L’Imu resta una delle imposte più discusse, perché coinvolge proprietari di immobili, usufruttuari e chiunque detenga un diritto reale di godimento. Tuttavia, non tutti sono tenuti al pagamento e le differenze tra prima casa, seconde abitazioni, pertinenze e immobili di lusso continuano a creare confusione. E allora, come orientarsi? Quali sono le regole da ricordare? E cosa succede se si paga in ritardo?
In questo articolo:
- Imu 2026: chi deve pagare l’acconto e chi è esonerato
- Imu 2026: come si calcola l’importo dell’acconto
- Scadenze, pagamenti e cosa succede se si ritarda
Imu 2026: chi deve pagare l’acconto e chi è esonerato
L’acconto Imu 2026 riguarda tutti coloro che possiedono un immobile o che detengono un diritto reale di godimento, come l’usufrutto o il diritto di abitazione. La regola generale è semplice: l’imposta si applica a tutte le proprietà, ma la grande eccezione riguarda la prima casa, che continua a essere esente, a meno che non appartenga alle categorie catastali considerate di lusso. Ville, palazzi storici e immobili signorili rientrano quindi tra quelli soggetti all’imposta, mentre gli appartamenti destinati a residenza principale restano esclusi.
L’esenzione si estende anche alle pertinenze, ma solo una per categoria. Un box, una cantina o una soffitta possono essere considerati parte della prima casa, mentre eventuali pertinenze aggiuntive tornano a essere imponibili. L’Imu si applica anche agli immobili concessi in uso gratuito, ma con una riduzione del 50% quando il comodato avviene tra genitori e figli.
Restano soggetti all’imposta anche i terreni agricoli, salvo quelli situati in Comuni montani o collinari o appartenenti a coltivatori diretti e imprenditori agricoli. Le esenzioni più rilevanti riguardano gli immobili invenduti delle imprese costruttrici, le case popolari, gli alloggi sociali, le abitazioni assegnate dal giudice al genitore affidatario dopo una separazione e le proprietà di membri delle forze armate o della polizia, purché non siano affittate. Molti Comuni prevedono inoltre agevolazioni per anziani e persone con disabilità che vivono stabilmente in strutture sanitarie, continuando a considerare la loro abitazione come prima casa.
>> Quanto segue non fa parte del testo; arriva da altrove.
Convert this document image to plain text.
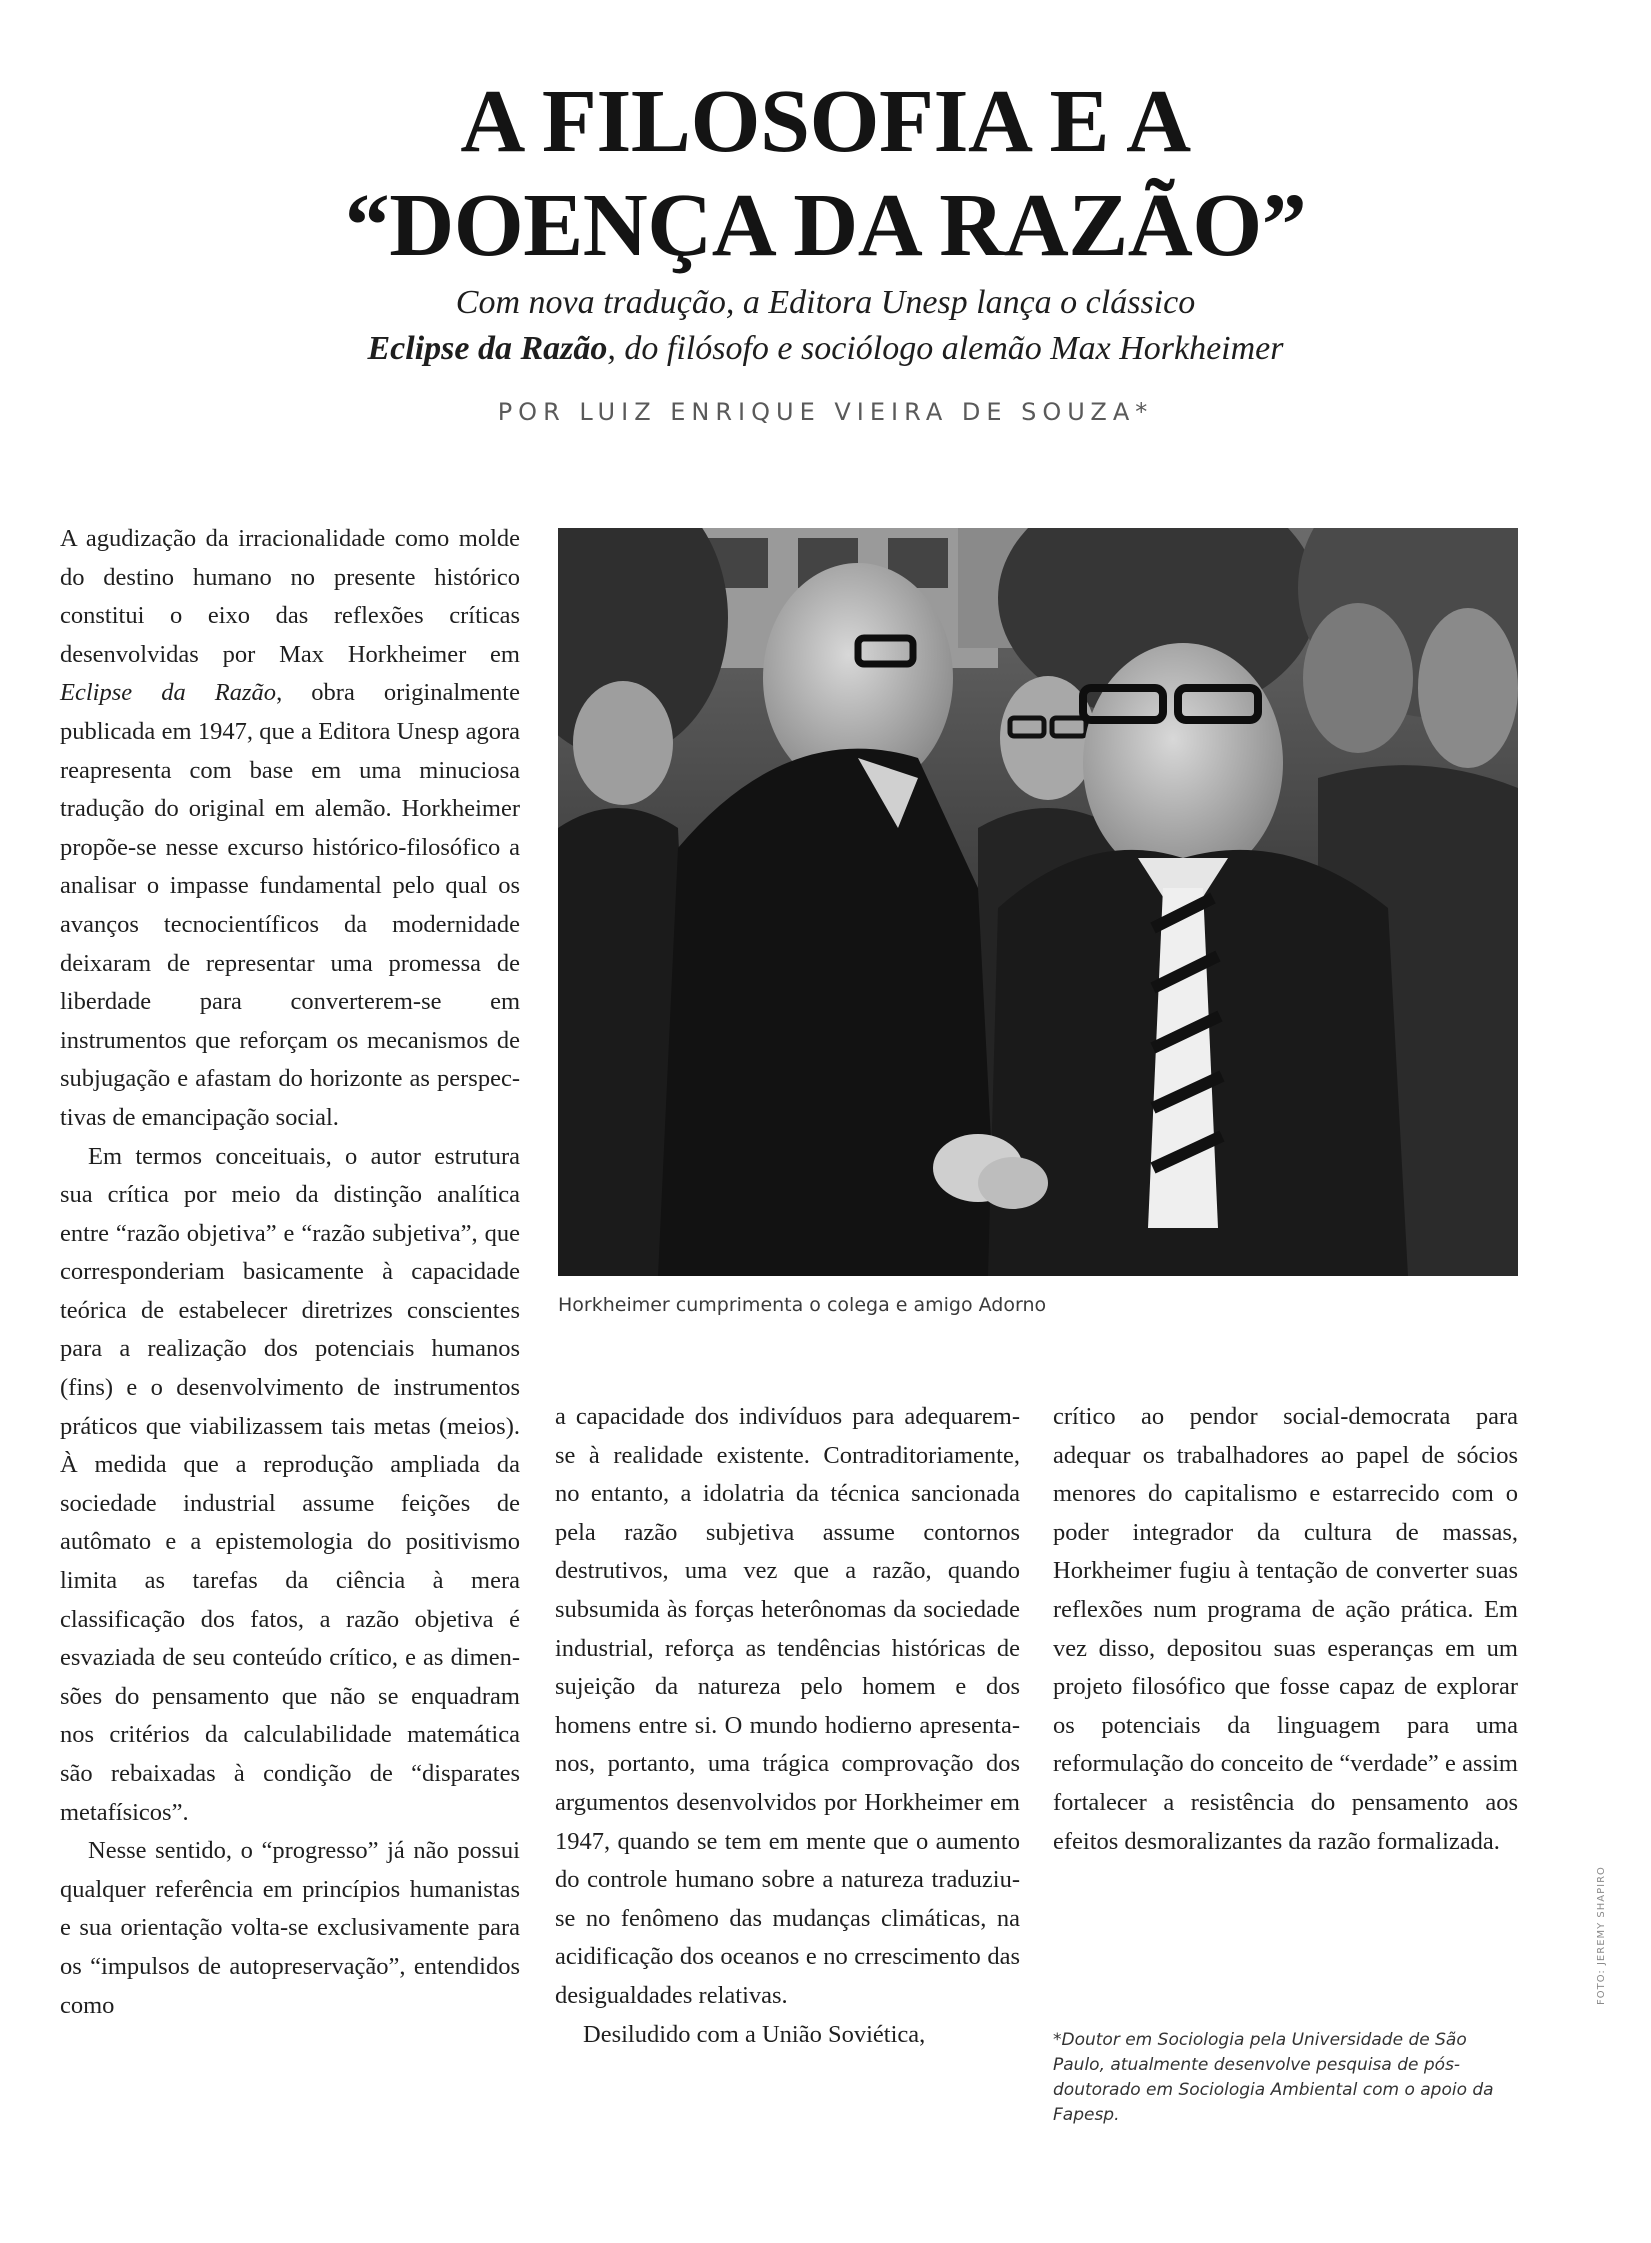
A FILOSOFIA E A
“DOENÇA DA RAZÃO”
Com nova tradução, a Editora Unesp lança o clássico
Eclipse da Razão, do filósofo e sociólogo alemão Max Horkheimer
POR LUIZ ENRIQUE VIEIRA DE SOUZA*

A agudização da irracionalidade como molde do destino humano no presente histórico constitui o eixo das reflexões críticas desenvolvidas por Max Horkheimer em Eclipse da Razão, obra originalmente publicada em 1947, que a Editora Unesp agora reapresenta com base em uma minuciosa tradução do original em alemão. Horkheimer propõe-se nesse excurso histórico-filosófico a analisar o impasse fundamental pelo qual os avanços tecnocientíficos da modernidade deixaram de representar uma promessa de liberdade para converterem-se em instrumentos que reforçam os mecanismos de subjugação e afastam do horizonte as perspectivas de emancipação social.

Em termos conceituais, o autor estrutura sua crítica por meio da distinção analítica entre “razão objetiva” e “razão subjetiva”, que corresponderiam basicamente à capacidade teórica de estabelecer diretrizes conscientes para a realização dos potenciais humanos (fins) e o desenvolvimento de instrumentos práticos que viabilizassem tais metas (meios). À medida que a reprodução ampliada da sociedade industrial assume feições de autômato e a epistemologia do positivismo limita as tarefas da ciência à mera classificação dos fatos, a razão objetiva é esvaziada de seu conteúdo crítico, e as dimensões do pensamento que não se enquadram nos critérios da calculabilidade matemática são rebaixadas à condição de “disparates metafísicos”.

Nesse sentido, o “progresso” já não possui qualquer referência em princípios humanistas e sua orientação volta-se exclusivamente para os “impulsos de autopreservação”, entendidos como

Horkheimer cumprimenta o colega e amigo Adorno

a capacidade dos indivíduos para adequarem-se à realidade existente. Contraditoriamente, no entanto, a idolatria da técnica sancionada pela razão subjetiva assume contornos destrutivos, uma vez que a razão, quando subsumida às forças heterônomas da sociedade industrial, reforça as tendências históricas de sujeição da natureza pelo homem e dos homens entre si. O mundo hodierno apresenta-nos, portanto, uma trágica comprovação dos argumentos desenvolvidos por Horkheimer em 1947, quando se tem em mente que o aumento do controle humano sobre a natureza traduziu-se no fenômeno das mudanças climáticas, na acidificação dos oceanos e no crrescimento das desigualdades relativas.

Desiludido com a União Soviética,

crítico ao pendor social-democrata para adequar os trabalhadores ao papel de sócios menores do capitalismo e estarrecido com o poder integrador da cultura de massas, Horkheimer fugiu à tentação de converter suas reflexões num programa de ação prática. Em vez disso, depositou suas esperanças em um projeto filosófico que fosse capaz de explorar os potenciais da linguagem para uma reformulação do conceito de “verdade” e assim fortalecer a resistência do pensamento aos efeitos desmoralizantes da razão formalizada.

*Doutor em Sociologia pela Universidade de São Paulo, atualmente desenvolve pesquisa de pós-doutorado em Sociologia Ambiental com o apoio da Fapesp.
FOTO: JEREMY SHAPIRO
Imu 2026: come si calcola l’importo dell’acconto
Il calcolo dell’Imu 2026 richiede alcuni passaggi tecnici, ma una volta compreso il meccanismo diventa più semplice orientarsi. Tutto parte dalla rendita catastale dell’immobile, che va rivalutata del 5%. Il valore ottenuto viene poi moltiplicato per un coefficiente che varia in base alla tipologia dell’immobile: per le abitazioni è 160, per i negozi 55, per gli uffici 80. Il risultato va infine moltiplicato per l’aliquota stabilita dal Comune, consultabile sul sito del Ministero dell’Economia.
La somma ottenuta rappresenta l’imposta annuale. L’acconto da versare entro il 16 giugno corrisponde alla metà dell’importo totale, salvo modifiche intervenute nell’anno precedente, come l’acquisto o la vendita di un immobile. In questi casi, il calcolo va rifatto tenendo conto dei mesi di possesso: un mese si considera intero se si superano i 15 giorni.
Per chi preferisce un metodo più immediato, è possibile prendere come riferimento l’importo pagato l’anno precedente, sommare acconto e saldo e dividere per due. Una soluzione pratica, soprattutto quando non ci sono stati cambiamenti nella situazione patrimoniale.
Scadenze, pagamenti e cosa succede se si ritarda
La scadenza del 16 giugno 2026 è il primo appuntamento dell’anno, mentre il saldo arriverà il 16 dicembre. Molti contribuenti scelgono di rispettare la divisione in due rate, ma non manca chi preferisce versare l’intera somma già a giugno per evitare ulteriori scadenze a fine anno.
Quando il pagamento arriva in ritardo, entrano in gioco sanzioni e interessi, che aumentano con il passare dei giorni. Il ravvedimento operoso permette di regolarizzare la posizione con sanzioni ridotte, ma è fondamentale intervenire rapidamente per evitare che la situazione peggiori.